‘Never say never’: Longtime CDOT avalanche expert puts this month’s slides into historical context (podcast)
It was a relic of grainy Disney Studios footage from 1957 that elicited the loudest gasps from the audience at Wednesday’s Colorado Department of Transportation avalanche lecture at the Frisco Historic Park & Museum.
In the brief black-and-white clip, a deep-voiced narrator describes the fatal nightmare filmed by photographer John Hermann. At the time, 62 years ago, Hermann asked people living near the Continental Divide for the best location to film an avalanche. The story goes that longtime High Country locals pointed Hermann to what they referred to as the “Dam Slide,” an avalanche path above Berthoud Pass on U.S. Highway 40 on the border of Clear Creek and Grand counties.
In sharing this story on Wednesday, longtime CDOT avalanche mitigation and snow removal expert Ray Mumford said that the longtime locals Hermann spoke to thought there was no way a Dam Slide avalanche would ever reach the road where he and highway department supervisor Wayne Whitlock would set up.
“So both men set up the camera on the highway and filmed,” the Summit Cove resident said, “and continued filming the avalanche until it reached the highway. This is that avalanche.
“Those are trees up there,” he said pointing to the top of the monstrous avalanche cloud as the video played. “Imagine standing there watching that coming and not getting out of there. And that happened in 1957. That was the last time it hit the highway until three weeks ago. I’ll be saying that a few more times in this presentation.”
Mumford repeated that phrase or phrases similar to it — that avalanches hadn’t reached certain High Country Colorado roads for years — several times on Wednesday. That included when he referred to the slides that reached portions of Interstate 70 within Ten Mile Canyon between Frisco and Copper Mountain.
In fact, it was Mumford whom CDOT reached out to earlier this month, the same weekend the first powder cloud engulfed the highway in the canyon. Mumford describes himself as “the old guy” of CDOT’s avalanche mitigation and snow removal community. He’s a lifelong Coloradan, originally from his family’s ranch on the land where Denver International Airport currently resides. He’s lived in Summit Cove for the vast majority of the time since he departed the U.S. Army in 1973. Way back when, Mumford set his sights on Summit County in 1973 with the hopes of getting a job with the state’s highway department, one of the few full-time gigs you could get in the High Country at the time.
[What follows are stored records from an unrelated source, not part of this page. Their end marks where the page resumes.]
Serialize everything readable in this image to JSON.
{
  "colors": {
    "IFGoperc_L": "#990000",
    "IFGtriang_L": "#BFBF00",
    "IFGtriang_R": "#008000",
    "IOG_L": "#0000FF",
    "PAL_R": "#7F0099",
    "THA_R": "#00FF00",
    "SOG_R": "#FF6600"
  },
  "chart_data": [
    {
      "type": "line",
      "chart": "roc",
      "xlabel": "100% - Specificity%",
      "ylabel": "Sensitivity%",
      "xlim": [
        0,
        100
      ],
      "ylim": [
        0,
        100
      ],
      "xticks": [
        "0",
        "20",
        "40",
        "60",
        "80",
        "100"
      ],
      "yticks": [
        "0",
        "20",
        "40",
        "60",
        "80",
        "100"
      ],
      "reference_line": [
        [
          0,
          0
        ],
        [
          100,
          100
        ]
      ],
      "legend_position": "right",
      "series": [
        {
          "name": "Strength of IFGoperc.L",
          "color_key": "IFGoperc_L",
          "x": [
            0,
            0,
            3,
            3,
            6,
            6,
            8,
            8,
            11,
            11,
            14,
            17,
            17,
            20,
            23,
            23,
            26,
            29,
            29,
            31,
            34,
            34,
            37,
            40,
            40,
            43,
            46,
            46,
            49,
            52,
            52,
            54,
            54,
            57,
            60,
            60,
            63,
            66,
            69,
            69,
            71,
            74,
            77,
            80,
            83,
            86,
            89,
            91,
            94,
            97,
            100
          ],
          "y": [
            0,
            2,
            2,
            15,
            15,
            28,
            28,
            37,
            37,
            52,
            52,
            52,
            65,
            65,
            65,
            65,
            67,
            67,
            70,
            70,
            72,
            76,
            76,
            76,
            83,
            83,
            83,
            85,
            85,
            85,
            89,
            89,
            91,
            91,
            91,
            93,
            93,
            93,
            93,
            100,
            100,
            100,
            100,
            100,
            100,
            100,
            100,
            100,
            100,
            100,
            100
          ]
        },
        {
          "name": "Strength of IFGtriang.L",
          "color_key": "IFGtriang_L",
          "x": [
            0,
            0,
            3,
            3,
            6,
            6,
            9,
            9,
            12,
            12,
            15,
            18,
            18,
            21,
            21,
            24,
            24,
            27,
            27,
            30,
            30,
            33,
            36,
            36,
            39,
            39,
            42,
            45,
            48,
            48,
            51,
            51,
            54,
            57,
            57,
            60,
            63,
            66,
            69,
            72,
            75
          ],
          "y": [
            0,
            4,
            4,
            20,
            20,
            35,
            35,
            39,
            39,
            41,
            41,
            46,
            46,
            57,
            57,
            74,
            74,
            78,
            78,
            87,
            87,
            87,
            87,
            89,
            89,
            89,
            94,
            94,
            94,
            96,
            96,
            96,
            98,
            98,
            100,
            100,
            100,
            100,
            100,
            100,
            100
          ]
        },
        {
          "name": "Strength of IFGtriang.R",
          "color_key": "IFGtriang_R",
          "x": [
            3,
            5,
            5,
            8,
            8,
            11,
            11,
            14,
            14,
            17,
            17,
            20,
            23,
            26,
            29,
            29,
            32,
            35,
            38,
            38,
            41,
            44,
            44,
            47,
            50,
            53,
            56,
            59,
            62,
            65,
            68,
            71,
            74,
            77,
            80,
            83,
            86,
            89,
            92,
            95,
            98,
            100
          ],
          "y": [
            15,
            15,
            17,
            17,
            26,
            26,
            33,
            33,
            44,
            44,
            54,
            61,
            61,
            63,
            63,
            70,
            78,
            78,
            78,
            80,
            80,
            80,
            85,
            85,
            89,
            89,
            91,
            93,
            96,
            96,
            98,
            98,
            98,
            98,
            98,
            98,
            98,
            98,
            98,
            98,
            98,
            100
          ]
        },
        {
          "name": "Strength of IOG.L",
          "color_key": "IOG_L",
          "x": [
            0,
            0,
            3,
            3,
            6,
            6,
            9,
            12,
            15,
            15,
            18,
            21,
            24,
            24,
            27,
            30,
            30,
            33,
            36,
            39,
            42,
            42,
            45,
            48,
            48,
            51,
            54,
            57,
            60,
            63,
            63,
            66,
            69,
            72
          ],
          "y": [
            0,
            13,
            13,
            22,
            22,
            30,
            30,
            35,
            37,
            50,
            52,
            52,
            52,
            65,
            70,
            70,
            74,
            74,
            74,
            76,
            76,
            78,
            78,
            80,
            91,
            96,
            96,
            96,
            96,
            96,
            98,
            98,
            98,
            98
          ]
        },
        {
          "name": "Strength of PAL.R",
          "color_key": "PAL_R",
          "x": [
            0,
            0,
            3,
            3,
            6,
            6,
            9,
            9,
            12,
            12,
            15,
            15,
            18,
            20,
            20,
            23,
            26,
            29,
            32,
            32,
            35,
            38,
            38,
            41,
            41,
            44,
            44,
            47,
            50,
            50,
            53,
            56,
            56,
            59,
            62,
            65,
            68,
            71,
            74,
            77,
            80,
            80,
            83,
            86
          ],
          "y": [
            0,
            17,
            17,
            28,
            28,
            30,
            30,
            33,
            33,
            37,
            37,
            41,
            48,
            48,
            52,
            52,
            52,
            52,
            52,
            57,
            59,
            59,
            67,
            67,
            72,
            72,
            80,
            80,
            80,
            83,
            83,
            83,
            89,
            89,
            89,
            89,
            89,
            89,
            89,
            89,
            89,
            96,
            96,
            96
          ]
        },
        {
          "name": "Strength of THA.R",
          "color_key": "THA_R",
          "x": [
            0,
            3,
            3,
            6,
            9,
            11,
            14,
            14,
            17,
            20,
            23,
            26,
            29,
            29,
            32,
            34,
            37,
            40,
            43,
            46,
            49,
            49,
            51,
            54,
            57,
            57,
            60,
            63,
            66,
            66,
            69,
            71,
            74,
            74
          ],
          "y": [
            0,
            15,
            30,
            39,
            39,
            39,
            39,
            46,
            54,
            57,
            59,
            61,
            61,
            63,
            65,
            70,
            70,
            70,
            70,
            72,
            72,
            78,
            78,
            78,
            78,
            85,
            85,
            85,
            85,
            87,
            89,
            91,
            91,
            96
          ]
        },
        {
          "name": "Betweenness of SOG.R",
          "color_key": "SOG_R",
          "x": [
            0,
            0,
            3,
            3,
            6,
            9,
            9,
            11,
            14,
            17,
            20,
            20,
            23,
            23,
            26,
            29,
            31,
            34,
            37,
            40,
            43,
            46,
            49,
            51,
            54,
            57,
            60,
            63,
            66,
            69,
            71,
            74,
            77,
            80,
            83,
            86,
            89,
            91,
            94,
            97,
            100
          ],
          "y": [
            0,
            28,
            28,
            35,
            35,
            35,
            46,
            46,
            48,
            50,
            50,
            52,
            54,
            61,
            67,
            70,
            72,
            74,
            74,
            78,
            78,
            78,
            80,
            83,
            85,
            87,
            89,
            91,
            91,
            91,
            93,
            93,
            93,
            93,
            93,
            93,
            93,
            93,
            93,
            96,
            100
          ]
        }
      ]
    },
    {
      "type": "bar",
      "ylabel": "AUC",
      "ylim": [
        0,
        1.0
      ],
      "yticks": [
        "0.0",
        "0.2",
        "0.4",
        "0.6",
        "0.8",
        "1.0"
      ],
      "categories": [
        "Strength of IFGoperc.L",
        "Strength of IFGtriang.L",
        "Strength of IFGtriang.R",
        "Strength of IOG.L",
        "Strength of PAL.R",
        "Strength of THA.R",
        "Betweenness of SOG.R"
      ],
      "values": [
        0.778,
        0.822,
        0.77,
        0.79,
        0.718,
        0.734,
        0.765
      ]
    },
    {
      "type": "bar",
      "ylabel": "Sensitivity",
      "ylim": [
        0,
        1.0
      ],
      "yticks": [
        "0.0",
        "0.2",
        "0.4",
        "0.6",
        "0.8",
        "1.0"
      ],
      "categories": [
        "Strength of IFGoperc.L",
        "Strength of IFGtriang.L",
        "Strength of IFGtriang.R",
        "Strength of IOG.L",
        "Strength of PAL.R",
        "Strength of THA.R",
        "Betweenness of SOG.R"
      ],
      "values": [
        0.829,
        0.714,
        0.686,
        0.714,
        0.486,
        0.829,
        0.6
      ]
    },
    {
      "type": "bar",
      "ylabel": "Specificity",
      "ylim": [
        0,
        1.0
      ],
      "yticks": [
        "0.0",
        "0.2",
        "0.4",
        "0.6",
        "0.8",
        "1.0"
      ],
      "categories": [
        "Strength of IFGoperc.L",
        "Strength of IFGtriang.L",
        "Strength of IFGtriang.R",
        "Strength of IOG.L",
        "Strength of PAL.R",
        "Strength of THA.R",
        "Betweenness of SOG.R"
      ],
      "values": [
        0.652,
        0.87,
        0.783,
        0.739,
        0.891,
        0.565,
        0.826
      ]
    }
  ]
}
In the near half-century since, Mumford estimates he’s worked on and witnessed hundreds, if not thousands, of avalanches across the state. From 1975 through 2008, Mumford worked full time with CDOT, including for a time as the department’s avalanche coordinator and trainer. From 2008 to 2016, he worked in a part-time role. In the few years since, he said CDOT continues to consult him for his expertise, including earlier this month.
To further put his career of avalanche work into perspective, Mumford said it wasn’t uncommon before new technology was introduced a few years ago for him to take part in 35 to 40 avalanche missions each winter in the Seven Sisters area near Loveland Pass.
But all of his years working on avalanches with CDOT paled in comparison to this month.
“When Ten Mile Canyon, when it starts putting snow on the road, it takes a special storm to do that for those paths to load up,” Mumford said. “When that happens something big is happening for sure. … When the first powder cloud came across Ten Mile Canyon, they asked me then, ‘when was the last time you saw an avalanche hit the highway?’ And I was like, ‘gosh, it was well over 30 years.’ And I’ll be darned the very next day an avalanche came across the highway and pushed a car over. And it started progressing from there.”